The technical guidelines of the German Federal Office for Information Security (BSI) on cryptographic procedures can also be used as a guide. These provide information about the reliability of forecasts for the security of cryptographic procedures and are therefore an indicator of the period over which a technology used (for anonymization) can be considered effective.31
Note:
Audits by external, specialized service providers can also be used to review the effectiveness of the anonymization method used. To date, though, the known service providers have not yet offered reviews of the effectiveness of the anonymization method used.
If the review and evaluation of the anonymization method leads to the result that it is no longer sufficiently effective and re-identification is possible, remedial action must be taken, as otherwise a risk for the rights and freedoms of the data subjects arises. This can possibly mean that old methods can no longer be used, or at least no longer alone without additional accompanying de-identification techniques, and must be replaced by new measures, or even that the entire anonymization method must be redesigned. In individual cases, it may also be necessary to again de-identify already de-identified data that were de-identified with the “old” anonymization method, using the new anonymization method in order to be able to continue to use these sets of data in a de facto anonymized form.
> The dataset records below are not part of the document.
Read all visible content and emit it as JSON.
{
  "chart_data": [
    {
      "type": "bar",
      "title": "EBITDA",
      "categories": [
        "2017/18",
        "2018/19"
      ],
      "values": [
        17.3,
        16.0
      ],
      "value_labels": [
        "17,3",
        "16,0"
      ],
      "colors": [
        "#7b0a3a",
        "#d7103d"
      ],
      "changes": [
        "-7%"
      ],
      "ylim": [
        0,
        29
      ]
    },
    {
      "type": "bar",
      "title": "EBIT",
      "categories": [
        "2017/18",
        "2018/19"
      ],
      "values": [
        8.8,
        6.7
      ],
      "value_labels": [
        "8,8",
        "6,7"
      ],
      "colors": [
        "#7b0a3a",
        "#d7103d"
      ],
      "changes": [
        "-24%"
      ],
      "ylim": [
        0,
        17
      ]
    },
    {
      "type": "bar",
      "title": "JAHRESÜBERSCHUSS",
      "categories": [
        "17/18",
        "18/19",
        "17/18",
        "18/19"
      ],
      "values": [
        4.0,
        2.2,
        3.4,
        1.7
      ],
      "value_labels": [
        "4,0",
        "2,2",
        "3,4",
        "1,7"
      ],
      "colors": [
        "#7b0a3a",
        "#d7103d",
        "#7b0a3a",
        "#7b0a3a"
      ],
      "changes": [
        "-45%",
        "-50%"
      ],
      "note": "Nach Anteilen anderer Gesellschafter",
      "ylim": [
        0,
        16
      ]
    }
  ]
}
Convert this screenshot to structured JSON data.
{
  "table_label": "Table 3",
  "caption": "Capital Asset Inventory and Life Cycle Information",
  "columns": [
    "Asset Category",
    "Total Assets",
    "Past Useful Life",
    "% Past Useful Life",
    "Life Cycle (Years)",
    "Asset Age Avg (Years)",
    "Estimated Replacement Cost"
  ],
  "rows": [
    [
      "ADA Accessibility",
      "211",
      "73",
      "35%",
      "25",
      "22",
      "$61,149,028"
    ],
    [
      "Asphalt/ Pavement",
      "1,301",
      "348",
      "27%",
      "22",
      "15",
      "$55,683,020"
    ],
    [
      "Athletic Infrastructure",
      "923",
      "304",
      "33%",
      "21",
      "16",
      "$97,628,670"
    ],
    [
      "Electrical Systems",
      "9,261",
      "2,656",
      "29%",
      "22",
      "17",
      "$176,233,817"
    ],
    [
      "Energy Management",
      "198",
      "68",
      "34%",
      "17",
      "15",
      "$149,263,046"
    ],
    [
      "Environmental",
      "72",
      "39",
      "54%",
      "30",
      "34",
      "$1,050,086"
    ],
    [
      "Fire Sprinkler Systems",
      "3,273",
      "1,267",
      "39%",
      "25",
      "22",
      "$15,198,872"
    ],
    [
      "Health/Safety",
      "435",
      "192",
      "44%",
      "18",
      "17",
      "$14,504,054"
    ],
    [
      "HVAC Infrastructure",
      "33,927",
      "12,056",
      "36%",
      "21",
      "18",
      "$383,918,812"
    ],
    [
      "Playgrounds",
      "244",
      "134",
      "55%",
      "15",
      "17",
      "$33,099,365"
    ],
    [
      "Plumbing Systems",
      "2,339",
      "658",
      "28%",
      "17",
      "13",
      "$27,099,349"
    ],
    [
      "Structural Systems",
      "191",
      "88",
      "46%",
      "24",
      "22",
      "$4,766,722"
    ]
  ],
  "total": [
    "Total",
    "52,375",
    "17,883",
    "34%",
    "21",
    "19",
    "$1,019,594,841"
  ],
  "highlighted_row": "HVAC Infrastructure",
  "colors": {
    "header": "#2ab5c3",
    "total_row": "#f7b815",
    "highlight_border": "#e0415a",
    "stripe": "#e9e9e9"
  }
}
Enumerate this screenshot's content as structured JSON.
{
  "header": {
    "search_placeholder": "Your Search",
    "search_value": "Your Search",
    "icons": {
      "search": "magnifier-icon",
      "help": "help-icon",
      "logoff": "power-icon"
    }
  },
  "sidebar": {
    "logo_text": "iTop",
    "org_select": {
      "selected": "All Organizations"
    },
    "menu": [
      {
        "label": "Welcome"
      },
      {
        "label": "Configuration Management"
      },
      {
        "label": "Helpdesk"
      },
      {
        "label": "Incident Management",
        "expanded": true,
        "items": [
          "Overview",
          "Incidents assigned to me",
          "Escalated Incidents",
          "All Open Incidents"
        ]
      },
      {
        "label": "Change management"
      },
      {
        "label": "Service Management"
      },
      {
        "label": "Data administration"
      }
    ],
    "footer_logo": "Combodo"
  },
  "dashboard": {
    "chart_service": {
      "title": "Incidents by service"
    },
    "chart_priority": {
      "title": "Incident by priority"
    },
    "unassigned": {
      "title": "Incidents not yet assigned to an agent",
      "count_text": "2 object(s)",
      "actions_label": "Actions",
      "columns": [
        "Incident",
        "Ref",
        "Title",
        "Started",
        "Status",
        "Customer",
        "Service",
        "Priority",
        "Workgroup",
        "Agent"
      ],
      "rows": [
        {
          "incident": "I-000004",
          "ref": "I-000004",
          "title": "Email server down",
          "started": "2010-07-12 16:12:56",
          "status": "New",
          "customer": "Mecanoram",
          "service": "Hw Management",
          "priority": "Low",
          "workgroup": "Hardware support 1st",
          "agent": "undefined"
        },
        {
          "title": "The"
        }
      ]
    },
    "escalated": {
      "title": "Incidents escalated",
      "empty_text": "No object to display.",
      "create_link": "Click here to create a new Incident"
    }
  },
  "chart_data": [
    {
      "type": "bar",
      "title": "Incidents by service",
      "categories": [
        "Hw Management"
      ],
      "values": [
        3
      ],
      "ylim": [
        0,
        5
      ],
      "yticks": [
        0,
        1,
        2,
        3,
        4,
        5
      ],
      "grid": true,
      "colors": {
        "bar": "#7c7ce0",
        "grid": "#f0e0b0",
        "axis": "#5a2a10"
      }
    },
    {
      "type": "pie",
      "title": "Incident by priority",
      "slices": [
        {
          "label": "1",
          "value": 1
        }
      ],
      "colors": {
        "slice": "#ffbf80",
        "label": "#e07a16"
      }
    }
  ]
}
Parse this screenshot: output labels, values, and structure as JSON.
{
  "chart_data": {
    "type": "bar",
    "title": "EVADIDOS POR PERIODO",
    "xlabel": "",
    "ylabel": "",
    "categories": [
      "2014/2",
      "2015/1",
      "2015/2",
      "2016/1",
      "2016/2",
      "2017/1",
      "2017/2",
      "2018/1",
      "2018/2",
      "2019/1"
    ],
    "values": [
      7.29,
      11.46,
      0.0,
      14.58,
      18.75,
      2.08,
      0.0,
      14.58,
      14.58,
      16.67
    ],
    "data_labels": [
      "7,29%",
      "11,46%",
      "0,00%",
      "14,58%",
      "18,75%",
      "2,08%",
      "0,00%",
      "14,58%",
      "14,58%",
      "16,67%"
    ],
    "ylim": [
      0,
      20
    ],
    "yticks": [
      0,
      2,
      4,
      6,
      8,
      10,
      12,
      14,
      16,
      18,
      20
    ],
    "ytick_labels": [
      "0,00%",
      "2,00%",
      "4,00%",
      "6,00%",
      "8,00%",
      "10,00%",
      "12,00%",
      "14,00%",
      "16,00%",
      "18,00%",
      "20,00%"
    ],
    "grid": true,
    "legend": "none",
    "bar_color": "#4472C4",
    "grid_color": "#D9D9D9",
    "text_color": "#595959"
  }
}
Even if anonymized data has been disclosed to third parties or made publicly accessible and later become re-identifiable again, it must be deleted or replaced by newly anonymized data in the event re-identifiability currently occurs. This should be taken into account before disclosing de facto anonymized data. In addition, an erasure concept – even if this is not legally required for anonymized data – can create additional legal security and risk minimization when dealing with de facto anonymized data. The parameters for an exchange or a return/erasure of this data can, for example, be contractually regulated.